BROOKLYN SINGER Once they got their script from Mr. Freiman, Jacobson and Zayenda began looking for an opera singer, who was to be co-starred with them in "My Lucky Day." They auditioned a number of singers sent by the talent agencies but kept returning to someone's suggestion of Selma Kaye, the Brooklyn girl who made her debut as soloist at Radio City Music Hall and went on to leading operatic roles in Chicago, Cincinnati and San Francisco.
"Miss Kaye is abroad now, singing at La Scala in Milan, and
we started calling Italy," Mr. Jacobson said. "Cablegrams flew back and forth,
and it was finally settled. Next, after La Scala, she sings at Covent Gardens in
London and then returns here for rehearsals. Her parents are orthodox, very
religious, and when she was a young girl they wanted her to be an actress in the
Jewish theater, but she had that beautiful voice and went into music. Now that
she's joining us, her mother is the happiest woman in town. She told me, 'If
Selma wants too much money, it'll work out all right. I'll make her take the
job.'"
BROADWAY DIRECTOR
The Second Ave. Theater's policy about directors is also
new, according to Mr. Zayenda, who once sang with the leading, state-subsidized
opera house in Poland. Instead of one of the actor-producers attending to the
direction, they are negotiating with several Broadway names to handle the job.
They want it done carefully this time, no more of the former setup in which
stars were allowed, more or less, to go their own way.

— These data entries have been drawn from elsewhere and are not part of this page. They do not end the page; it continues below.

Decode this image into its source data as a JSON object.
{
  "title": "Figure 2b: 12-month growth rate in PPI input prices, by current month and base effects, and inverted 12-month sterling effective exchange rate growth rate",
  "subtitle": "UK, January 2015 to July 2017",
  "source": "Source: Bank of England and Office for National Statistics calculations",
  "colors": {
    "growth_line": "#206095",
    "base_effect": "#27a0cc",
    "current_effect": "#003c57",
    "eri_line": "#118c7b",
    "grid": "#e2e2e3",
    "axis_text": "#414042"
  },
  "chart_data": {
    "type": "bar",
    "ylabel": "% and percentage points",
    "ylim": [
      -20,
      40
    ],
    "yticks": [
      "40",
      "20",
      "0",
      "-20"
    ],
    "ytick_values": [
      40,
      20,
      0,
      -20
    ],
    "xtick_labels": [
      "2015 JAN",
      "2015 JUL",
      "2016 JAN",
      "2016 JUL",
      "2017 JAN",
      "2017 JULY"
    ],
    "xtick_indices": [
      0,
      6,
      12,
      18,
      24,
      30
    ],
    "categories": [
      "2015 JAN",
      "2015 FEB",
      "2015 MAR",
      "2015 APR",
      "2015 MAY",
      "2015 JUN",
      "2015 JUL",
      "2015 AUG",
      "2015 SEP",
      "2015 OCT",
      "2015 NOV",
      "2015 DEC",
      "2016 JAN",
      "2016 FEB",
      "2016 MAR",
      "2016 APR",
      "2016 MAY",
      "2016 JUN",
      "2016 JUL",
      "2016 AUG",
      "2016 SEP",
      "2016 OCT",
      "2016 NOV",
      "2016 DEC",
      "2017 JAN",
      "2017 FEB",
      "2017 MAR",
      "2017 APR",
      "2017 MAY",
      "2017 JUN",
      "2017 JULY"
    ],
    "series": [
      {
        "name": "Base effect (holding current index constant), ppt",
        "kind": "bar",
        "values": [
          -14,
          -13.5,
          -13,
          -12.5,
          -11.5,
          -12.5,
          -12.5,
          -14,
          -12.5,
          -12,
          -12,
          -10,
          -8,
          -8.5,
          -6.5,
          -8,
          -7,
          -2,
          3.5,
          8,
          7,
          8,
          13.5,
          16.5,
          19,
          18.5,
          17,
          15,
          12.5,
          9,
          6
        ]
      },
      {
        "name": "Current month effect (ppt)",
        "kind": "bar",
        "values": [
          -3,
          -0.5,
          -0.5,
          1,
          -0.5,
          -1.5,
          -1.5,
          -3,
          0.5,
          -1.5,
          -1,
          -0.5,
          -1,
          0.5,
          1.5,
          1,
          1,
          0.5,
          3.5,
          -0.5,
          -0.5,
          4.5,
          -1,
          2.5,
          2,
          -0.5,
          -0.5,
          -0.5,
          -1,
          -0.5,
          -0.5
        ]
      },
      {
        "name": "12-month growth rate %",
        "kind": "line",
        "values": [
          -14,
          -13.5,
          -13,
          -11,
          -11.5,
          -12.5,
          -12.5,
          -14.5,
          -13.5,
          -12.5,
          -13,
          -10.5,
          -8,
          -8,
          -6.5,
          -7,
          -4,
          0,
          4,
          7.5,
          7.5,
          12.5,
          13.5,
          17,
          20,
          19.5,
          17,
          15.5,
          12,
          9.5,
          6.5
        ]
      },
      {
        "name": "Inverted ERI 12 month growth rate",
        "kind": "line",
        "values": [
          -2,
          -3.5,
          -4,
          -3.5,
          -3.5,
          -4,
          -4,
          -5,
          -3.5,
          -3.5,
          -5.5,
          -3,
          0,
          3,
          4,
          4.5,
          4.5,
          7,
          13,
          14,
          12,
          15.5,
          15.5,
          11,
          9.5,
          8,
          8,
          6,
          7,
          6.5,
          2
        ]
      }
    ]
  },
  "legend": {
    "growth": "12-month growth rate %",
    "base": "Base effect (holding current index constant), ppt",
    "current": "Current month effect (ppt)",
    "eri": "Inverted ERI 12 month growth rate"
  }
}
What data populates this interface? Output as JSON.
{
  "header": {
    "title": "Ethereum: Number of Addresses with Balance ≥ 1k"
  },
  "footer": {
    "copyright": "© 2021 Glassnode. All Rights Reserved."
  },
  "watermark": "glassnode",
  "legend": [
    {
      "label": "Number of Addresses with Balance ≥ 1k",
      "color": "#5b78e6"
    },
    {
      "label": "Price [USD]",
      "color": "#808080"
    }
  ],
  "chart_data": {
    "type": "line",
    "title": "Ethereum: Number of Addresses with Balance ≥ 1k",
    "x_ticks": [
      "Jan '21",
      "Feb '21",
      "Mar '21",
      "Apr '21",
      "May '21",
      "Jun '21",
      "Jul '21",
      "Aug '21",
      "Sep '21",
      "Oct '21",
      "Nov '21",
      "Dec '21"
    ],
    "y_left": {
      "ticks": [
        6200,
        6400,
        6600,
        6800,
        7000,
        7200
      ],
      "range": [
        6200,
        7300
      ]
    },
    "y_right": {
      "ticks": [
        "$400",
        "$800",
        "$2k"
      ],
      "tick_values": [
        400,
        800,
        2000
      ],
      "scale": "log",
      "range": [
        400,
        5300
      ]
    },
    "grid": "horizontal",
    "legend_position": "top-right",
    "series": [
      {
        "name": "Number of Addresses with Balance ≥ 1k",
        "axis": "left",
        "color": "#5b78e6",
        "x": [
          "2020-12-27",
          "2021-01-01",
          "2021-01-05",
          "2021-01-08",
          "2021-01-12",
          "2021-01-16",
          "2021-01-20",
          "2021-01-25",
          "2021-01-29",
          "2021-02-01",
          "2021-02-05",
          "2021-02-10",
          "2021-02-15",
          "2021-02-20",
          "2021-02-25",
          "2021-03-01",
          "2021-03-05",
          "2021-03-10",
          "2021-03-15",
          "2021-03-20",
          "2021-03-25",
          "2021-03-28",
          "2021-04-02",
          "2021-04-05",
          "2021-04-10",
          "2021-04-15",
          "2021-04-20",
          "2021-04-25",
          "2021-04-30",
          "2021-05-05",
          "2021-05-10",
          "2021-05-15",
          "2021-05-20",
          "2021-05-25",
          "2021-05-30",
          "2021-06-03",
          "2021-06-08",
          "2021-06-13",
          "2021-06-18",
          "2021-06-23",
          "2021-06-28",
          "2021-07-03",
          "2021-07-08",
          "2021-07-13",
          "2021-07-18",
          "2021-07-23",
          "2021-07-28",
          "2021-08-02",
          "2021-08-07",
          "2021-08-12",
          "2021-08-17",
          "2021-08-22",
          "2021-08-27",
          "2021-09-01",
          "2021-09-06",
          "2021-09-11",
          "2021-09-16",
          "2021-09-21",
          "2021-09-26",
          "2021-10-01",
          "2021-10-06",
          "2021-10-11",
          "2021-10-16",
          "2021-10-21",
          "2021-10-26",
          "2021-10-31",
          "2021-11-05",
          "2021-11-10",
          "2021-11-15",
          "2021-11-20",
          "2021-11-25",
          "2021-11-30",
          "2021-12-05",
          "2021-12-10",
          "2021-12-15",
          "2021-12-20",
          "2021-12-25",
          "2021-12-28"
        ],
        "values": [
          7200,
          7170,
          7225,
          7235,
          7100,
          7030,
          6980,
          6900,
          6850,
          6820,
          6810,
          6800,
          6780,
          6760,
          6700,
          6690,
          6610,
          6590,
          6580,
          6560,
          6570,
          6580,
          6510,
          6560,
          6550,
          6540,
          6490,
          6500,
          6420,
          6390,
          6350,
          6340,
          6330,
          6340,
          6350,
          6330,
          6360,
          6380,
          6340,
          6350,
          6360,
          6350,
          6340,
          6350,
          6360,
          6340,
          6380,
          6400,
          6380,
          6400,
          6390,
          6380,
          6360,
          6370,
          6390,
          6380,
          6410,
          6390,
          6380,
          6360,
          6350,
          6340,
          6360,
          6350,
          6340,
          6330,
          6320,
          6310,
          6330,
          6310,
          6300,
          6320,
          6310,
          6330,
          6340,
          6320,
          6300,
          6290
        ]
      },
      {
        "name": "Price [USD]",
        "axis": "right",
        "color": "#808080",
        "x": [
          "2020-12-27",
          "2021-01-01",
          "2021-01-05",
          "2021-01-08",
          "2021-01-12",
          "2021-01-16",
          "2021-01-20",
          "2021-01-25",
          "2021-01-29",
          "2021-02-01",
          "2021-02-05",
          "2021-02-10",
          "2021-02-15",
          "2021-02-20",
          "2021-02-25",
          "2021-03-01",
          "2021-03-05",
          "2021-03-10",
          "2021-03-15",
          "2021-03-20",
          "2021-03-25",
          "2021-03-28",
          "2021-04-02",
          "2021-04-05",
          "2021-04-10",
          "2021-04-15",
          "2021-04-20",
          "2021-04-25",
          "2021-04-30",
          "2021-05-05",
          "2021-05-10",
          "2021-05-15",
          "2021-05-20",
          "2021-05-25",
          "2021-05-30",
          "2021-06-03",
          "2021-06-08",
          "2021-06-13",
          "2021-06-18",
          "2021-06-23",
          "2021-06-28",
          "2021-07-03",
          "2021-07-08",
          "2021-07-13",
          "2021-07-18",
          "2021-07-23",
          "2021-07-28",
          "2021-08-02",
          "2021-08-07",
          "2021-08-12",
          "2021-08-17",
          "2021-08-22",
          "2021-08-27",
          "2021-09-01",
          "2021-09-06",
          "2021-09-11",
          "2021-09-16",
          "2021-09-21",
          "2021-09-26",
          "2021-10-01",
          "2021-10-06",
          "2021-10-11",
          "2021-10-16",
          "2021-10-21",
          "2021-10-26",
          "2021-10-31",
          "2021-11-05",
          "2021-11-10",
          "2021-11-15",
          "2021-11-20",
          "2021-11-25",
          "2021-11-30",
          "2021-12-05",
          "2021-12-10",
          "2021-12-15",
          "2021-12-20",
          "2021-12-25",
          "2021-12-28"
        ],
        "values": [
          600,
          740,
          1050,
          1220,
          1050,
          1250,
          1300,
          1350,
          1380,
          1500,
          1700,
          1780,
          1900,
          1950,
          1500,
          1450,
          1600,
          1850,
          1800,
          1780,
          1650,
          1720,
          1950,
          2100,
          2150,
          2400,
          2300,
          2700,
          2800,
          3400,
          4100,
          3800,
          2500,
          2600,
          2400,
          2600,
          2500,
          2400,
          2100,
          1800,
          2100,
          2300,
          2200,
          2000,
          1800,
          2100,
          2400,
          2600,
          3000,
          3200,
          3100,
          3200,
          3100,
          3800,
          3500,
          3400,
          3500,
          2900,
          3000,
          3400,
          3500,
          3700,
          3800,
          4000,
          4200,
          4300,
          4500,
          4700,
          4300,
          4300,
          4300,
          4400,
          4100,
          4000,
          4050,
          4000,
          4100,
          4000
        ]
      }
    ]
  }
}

"My teacher in Poland," Mr. Zayenda said, "once gave me
some advice that was given her by Helene Modjeska, the great Polish actress.
Modjeska told her that you can't direct yourself. It's not too bad if you have a
minor part, but you can't do it when you're the star. You can't watch your own
facial expressions and gestures and movements."
MORE ENGLISH
The other major change is that there will be a greater use
of English, than formerly, in "My Lucky Day." Mr. Jacobson tells about the time
he spoke at an actors' meeting and one of them said, "You kept drifting into
English, but I didn't realize it until afterwards," and Mr. Jacobson adds that
this is exactly what they plan to do in their show--drift into English so the
audience won't be aware of any transition.
The actor-manager, who looks somewhat like a younger,
rounded edition of Eddie Cantor, denies that the Jewish theater is dying, as
some believe, and points out that its shrinkage corresponds with what has
happened to Broadway. "Times have changed and we're changed with them. Theater
parties, for instance, form about 60 percent of our business today, and so we
keep the box-office open all Summer to book them. One way or another, we keep
going. That's why we're making the new changes."
* *
*
Note from the Museum of the Yiddish Theatre editor: The
play, "My Lucky Day," opened the Second Avenue Theatre's 1952-53 season on
September 11, 1952. The cast included (in alphabetical order): Gustave Berger,
Lucy German, Irving Jacobson, Selma Kaye, Miriam Kressyn, Dave Lubritsky, Esta
Salzman, Ben Zion Schoenfeld, Mae Schoenfeld, Edmund Zayenda and Yetta Zwerling.